Elemen kunci dari rangkaian elektronik adalah transistor yang berfungsi sebagai sakelar arus listrik yang diaktifkan oleh tegangan yang diberikan. Biasanya transistor datang dalam pasangan perangkat tipe n dan p yang mengontrol aliran muatan listrik negatif dan positif. Pasangan transistor komplementer semacam itu merupakan landasan teknologi CMOS (semikonduktor oksida logam pelengkap) modern, yang memungkinkan mikroprosesor, chip memori, sensor gambar, dan perangkat elektronik lainnya.

Transistor quantum dot pertama didemonstrasikan hampir dua dekade lalu. Namun, mengintegrasikan perangkat tipe n dan p komplementer dalam lapisan kuantum dot yang sama tetap menjadi tantangan lama. Selain itu, sebagian besar upaya di bidang ini difokuskan pada nanokristal berbasis timbal dan kadmium. Unsur-unsur ini adalah logam berat yang sangat beracun, yang sangat membatasi kegunaan praktis dari perangkat yang diperlihatkan.

Tim peneliti Los Alamos dan kolaboratornya dari University of California, Irvine telah mendemonstrasikan bahwa dengan menggunakan titik kuantum tembaga indium selenide (CuInSe2) tanpa logam berat, mereka mampu mengatasi masalah toksisitas dan secara bersamaan mencapai integrasi langsung n – dan p-transistor dalam lapisan kuantum dot yang sama. Sebagai bukti kegunaan praktis dari pendekatan yang dikembangkan, mereka menciptakan sirkuit fungsional yang melakukan operasi logis.

Inovasi yang disajikan Klimov dan rekannya dalam makalah baru mereka memungkinkan mereka untuk mendefinisikan transistor tipe p dan n dengan menerapkan dua jenis kontak logam yang berbeda (masing-masing emas dan indium). Mereka menyelesaikan perangkat dengan menyimpan lapisan titik kuantum umum di atas kontak berpola sebelumnya. “Pendekatan ini memungkinkan integrasi langsung dari sejumlah transistor tipe p dan n komplementer ke dalam lapisan kuantum dot yang sama yang disiapkan sebagai film tanpa pola dan kontinu melalui spin-coating standar,” kata Klimov.


Dioda laser kuantum dot koloid hanya sekitar sudut


Informasi lebih lanjut:
Hyeong Jin Yun dkk, Sirkuit CMOS terintegrasi yang dapat diproses solusi berdasarkan titik kuantum CuInSe2 koloid, Komunikasi Alam (2020).

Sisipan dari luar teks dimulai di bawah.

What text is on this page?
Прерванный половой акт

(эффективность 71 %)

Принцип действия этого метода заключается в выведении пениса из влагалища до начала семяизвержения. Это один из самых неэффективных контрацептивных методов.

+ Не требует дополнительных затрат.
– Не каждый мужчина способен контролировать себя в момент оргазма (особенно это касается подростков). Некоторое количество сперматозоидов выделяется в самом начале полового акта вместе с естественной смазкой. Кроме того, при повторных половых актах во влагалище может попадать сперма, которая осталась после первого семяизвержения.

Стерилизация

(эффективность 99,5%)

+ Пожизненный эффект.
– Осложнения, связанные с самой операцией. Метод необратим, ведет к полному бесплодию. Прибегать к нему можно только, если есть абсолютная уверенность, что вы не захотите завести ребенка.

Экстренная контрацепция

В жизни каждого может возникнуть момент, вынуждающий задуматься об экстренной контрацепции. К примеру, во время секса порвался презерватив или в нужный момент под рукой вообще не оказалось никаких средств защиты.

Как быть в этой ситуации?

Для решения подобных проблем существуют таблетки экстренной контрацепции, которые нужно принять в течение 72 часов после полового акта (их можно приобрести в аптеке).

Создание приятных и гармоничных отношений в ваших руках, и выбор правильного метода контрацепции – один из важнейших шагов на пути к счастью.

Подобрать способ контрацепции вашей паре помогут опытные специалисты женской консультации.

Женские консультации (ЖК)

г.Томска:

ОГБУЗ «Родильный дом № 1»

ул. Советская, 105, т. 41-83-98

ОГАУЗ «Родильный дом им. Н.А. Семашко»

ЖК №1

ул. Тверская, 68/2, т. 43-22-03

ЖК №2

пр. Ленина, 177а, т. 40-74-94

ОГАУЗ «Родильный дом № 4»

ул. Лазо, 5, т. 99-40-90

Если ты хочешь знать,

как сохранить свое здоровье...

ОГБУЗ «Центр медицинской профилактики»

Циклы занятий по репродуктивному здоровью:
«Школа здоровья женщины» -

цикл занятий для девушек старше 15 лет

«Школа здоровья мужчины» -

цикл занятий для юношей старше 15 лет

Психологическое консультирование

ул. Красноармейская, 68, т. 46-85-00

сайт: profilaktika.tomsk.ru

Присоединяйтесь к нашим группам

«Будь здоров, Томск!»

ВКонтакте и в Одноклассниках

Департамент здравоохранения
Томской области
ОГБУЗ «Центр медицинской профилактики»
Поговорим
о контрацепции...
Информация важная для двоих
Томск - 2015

DOI: 10.1038 / s41467-020-18932-5

Disediakan oleh Laboratorium Nasional Los Alamos

Kutipan: Transistor kuantum-dot terobosan menciptakan alternatif yang fleksibel untuk elektronik konvensional (2020, 29 Oktober) diakses 27 November 2020 dari https://techxplore.com/news/2020-10-breakthrough-quantum-dot-transistors-flexible-alternative. html

Dokumen ini memiliki hak cipta. Selain dari transaksi yang adil untuk tujuan studi atau penelitian pribadi, tidak ada bagian yang boleh direproduksi tanpa izin tertulis. Konten disediakan untuk tujuan informasi saja.